What causes the enantioselectivity — how does one salen enantiomer pick one face?

The salen ligand is not planar; it adopts a stepped, C2-symmetric folded conformation. The chirality of the diaminocyclohexane backbone dictates whether the ligand steps 'up' or 'down,' and the 3,3'-tert-butyl groups form a chiral pocket around the Mn=O. The alkene must slide in over the diimine bridge, avoiding the tert-butyl walls; only one prochiral face lets its substituents point into open space. The (R,R)-salen and (S,S)-salen catalysts give opposite epoxide enantiomers, so you choose the ligand to choose the product handedness.

What are the main limitations of the Jacobsen epoxidation?
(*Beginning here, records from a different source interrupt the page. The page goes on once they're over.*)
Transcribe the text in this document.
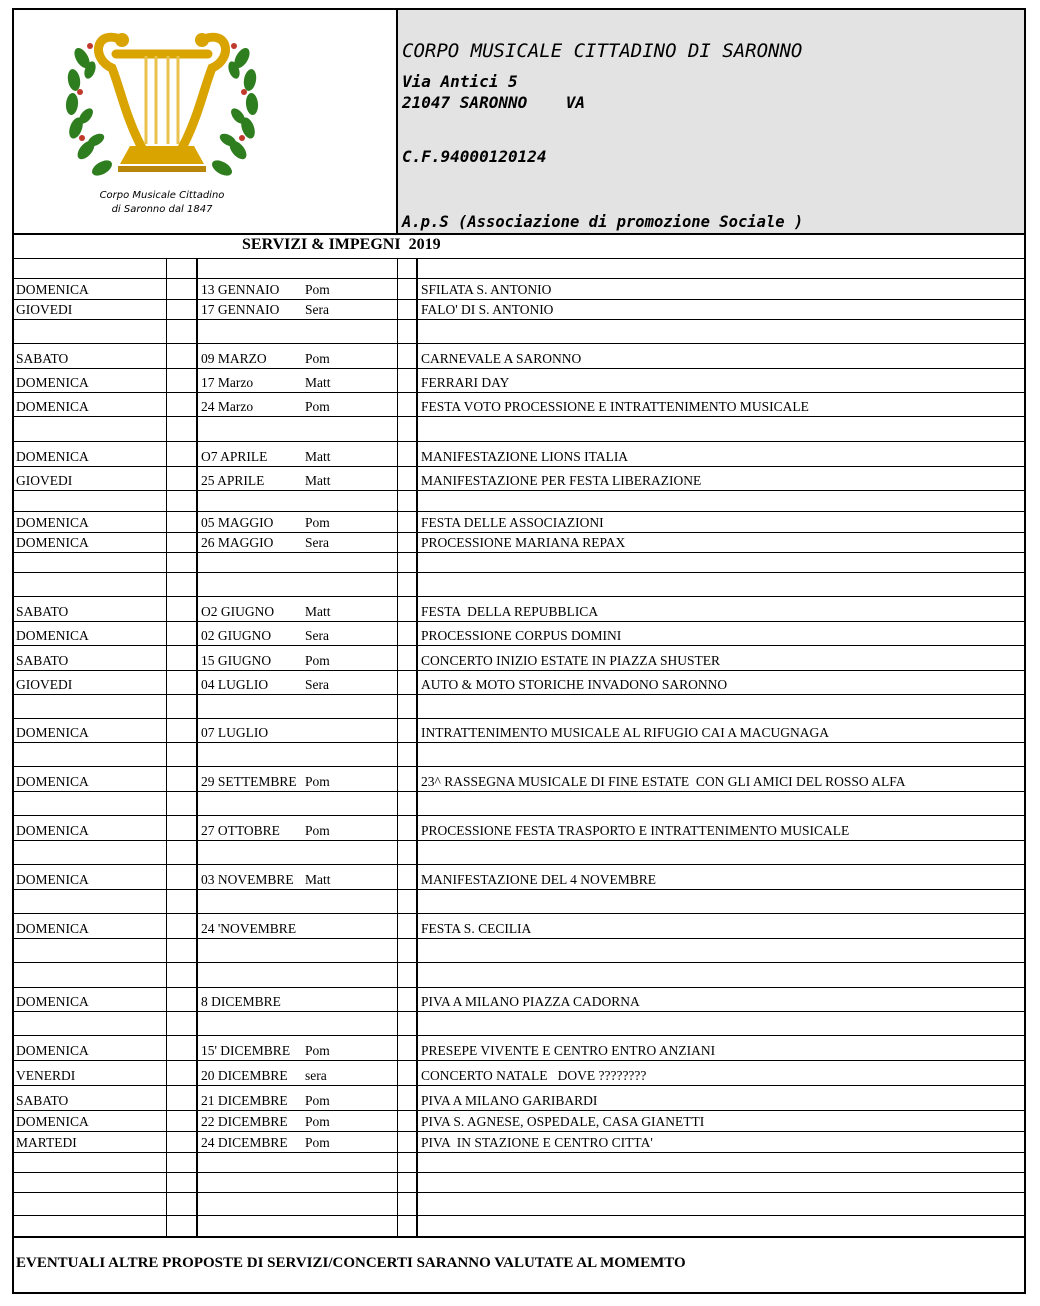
Corpo Musicale Cittadino
di Saronno dal 1847
CORPO MUSICALE CITTADINO DI SARONNO
Via Antici 5
21047 SARONNO    VA
C.F.94000120124
A.p.S (Associazione di promozione Sociale )
SERVIZI & IMPEGNI  2019
DOMENICA	13 GENNAIO	Pom	SFILATA S. ANTONIO
GIOVEDI	17 GENNAIO	Sera	FALO' DI S. ANTONIO
SABATO	09 MARZO	Pom	CARNEVALE A SARONNO
DOMENICA	17 Marzo	Matt	FERRARI DAY
DOMENICA	24 Marzo	Pom	FESTA VOTO PROCESSIONE E INTRATTENIMENTO MUSICALE
DOMENICA	O7 APRILE	Matt	MANIFESTAZIONE LIONS ITALIA
GIOVEDI	25 APRILE	Matt	MANIFESTAZIONE PER FESTA LIBERAZIONE
DOMENICA	05 MAGGIO	Pom	FESTA DELLE ASSOCIAZIONI
DOMENICA	26 MAGGIO	Sera	PROCESSIONE MARIANA REPAX
SABATO	O2 GIUGNO	Matt	FESTA  DELLA REPUBBLICA
DOMENICA	02 GIUGNO	Sera	PROCESSIONE CORPUS DOMINI
SABATO	15 GIUGNO	Pom	CONCERTO INIZIO ESTATE IN PIAZZA SHUSTER
GIOVEDI	04 LUGLIO	Sera	AUTO & MOTO STORICHE INVADONO SARONNO
DOMENICA	07 LUGLIO	INTRATTENIMENTO MUSICALE AL RIFUGIO CAI A MACUGNAGA
DOMENICA	29 SETTEMBRE Pom	23^ RASSEGNA MUSICALE DI FINE ESTATE  CON GLI AMICI DEL ROSSO ALFA
DOMENICA	27 OTTOBRE	Pom	PROCESSIONE FESTA TRASPORTO E INTRATTENIMENTO MUSICALE
DOMENICA	03 NOVEMBRE Matt	MANIFESTAZIONE DEL 4 NOVEMBRE
DOMENICA	24 'NOVEMBRE	FESTA S. CECILIA
DOMENICA	8 DICEMBRE	PIVA A MILANO PIAZZA CADORNA
DOMENICA	15' DICEMBRE	Pom	PRESEPE VIVENTE E CENTRO ENTRO ANZIANI
VENERDI	20 DICEMBRE	sera	CONCERTO NATALE   DOVE ????????
SABATO	21 DICEMBRE	Pom	PIVA A MILANO GARIBARDI
DOMENICA	22 DICEMBRE	Pom	PIVA S. AGNESE, OSPEDALE, CASA GIANETTI
MARTEDI	24 DICEMBRE	Pom	PIVA  IN STAZIONE E CENTRO CITTA'
EVENTUALI ALTRE PROPOSTE DI SERVIZI/CONCERTI SARANNO VALUTATE AL MOMEMTO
Three big ones. First, it is best for cis-disubstituted and some trisubstituted alkenes; terminal, trans-, and simple 1,1-disubstituted alkenes give poor ee. Second, epoxides made from styrenes can racemize or ring-open under the reaction conditions if left too long, and electron-rich alkenes can over-oxidize. Third, using bleach means a biphasic system with pH control (buffered ~11) and additives like 4-phenylpyridine N-oxide to stabilize the oxo and boost turnover. For terminal and trans-alkenes chemists instead reach for the Jacobsen hydrolytic kinetic resolution (Co-salen) or Shi's fructose-derived dioxirane epoxidation.